On Monday, September 27, Mr Arthur was rejected, after he secured 34 out of the 65 votes cast by the Assembly Members present, representing 52.3 per cent while 31 voted no representing 47.6 per cent.
As a commitment of her resolve to get the renominated MCE endorsed, Central Regional Minister, Mrs Justina Marigold Assan, before the voting on Wednesday night, surprisingly knelt before the milling Assembly and asked for forgiveness on behalf of Mr Arthur, whom some Assembly Members had vowed to have him removed for being ‘disrespectful.’
The much-anticipated function, which was slated for 1600 hours on Wednesday, eventually started at 1945 hours amid serious negotiations and manipulation and ended around 2215 hours.
Mr Arthur, later garnered 40 YES votes against 25 NO votes representing 61.5 and 38.5 per cent respectively to show him the exit from the Assembly.
He needed 44 votes to secure the two-thirds majority as stipulated in the Local Government Act 2016, (Act 936).
Some political party big wigs from both divide, including Mr Stephen Asamoah Boateng, Chief Executive Officer of Enterprise Commission and Mr Kweku Ricketts Hagan, Member of Parliament (MP) for Cape Coast South were present to monitor proceedings.
The Regional Minister’s action received a mixed reaction from the political divide as some described her as being populist, others saw the act as a slap in the face of Ghana’s enviable democratic credentials.
“It is so unfortunate that the Regional Minister will kneel and plead for leniency and forgiveness as against the people’s right to decide on whom they want according to their conscience,” one Assemblyman remarked.
“Mrs Assan’s action is good.

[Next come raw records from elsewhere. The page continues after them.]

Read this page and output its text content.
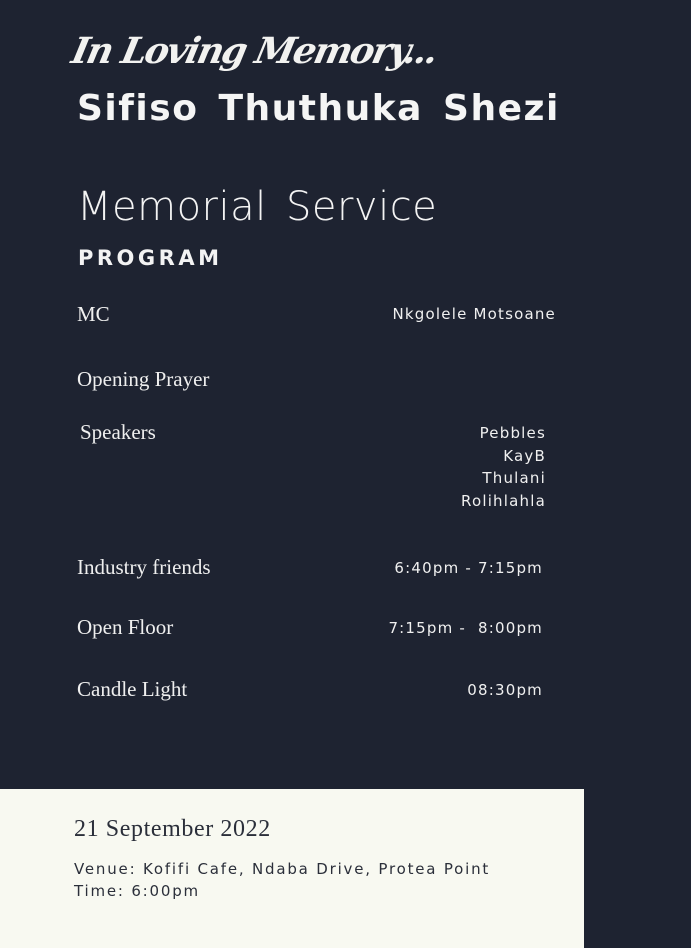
In Loving Memory...
Sifiso Thuthuka Shezi
Memorial Service
PROGRAM
MC	Nkgolele Motsoane
Opening Prayer
Speakers	Pebbles
KayB
Thulani
Rolihlahla
Industry friends	6:40pm - 7:15pm
Open Floor	7:15pm -  8:00pm
Candle Light	08:30pm
21 September 2022
Venue: Kofifi Cafe, Ndaba Drive, Protea Point
Time: 6:00pm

It showed she is ready to work with the MCE to-be, for growth and development. Let us support them, after, if they win, Cape Coast wins,” some assemblymen observed.
At the peak of the event, particularly after the vote counts, many political party stalwarts from both sides of the political divide were seen in a pensive mood and in brisk attempts to bring their charged party members who had thronged the venue, to order to avoid chaos.
Many others, who were there to observe the exercise, were flabbergasted at the turn of events.
Mr Richard Asenso, the Metro Electoral Officer, announced a third voting exercise, which was immediately objected to by some Assembly Members who found the action as ultra vires to the regulated law but was resolved after hours.
However, a new election would take place in 21 days following the local government law.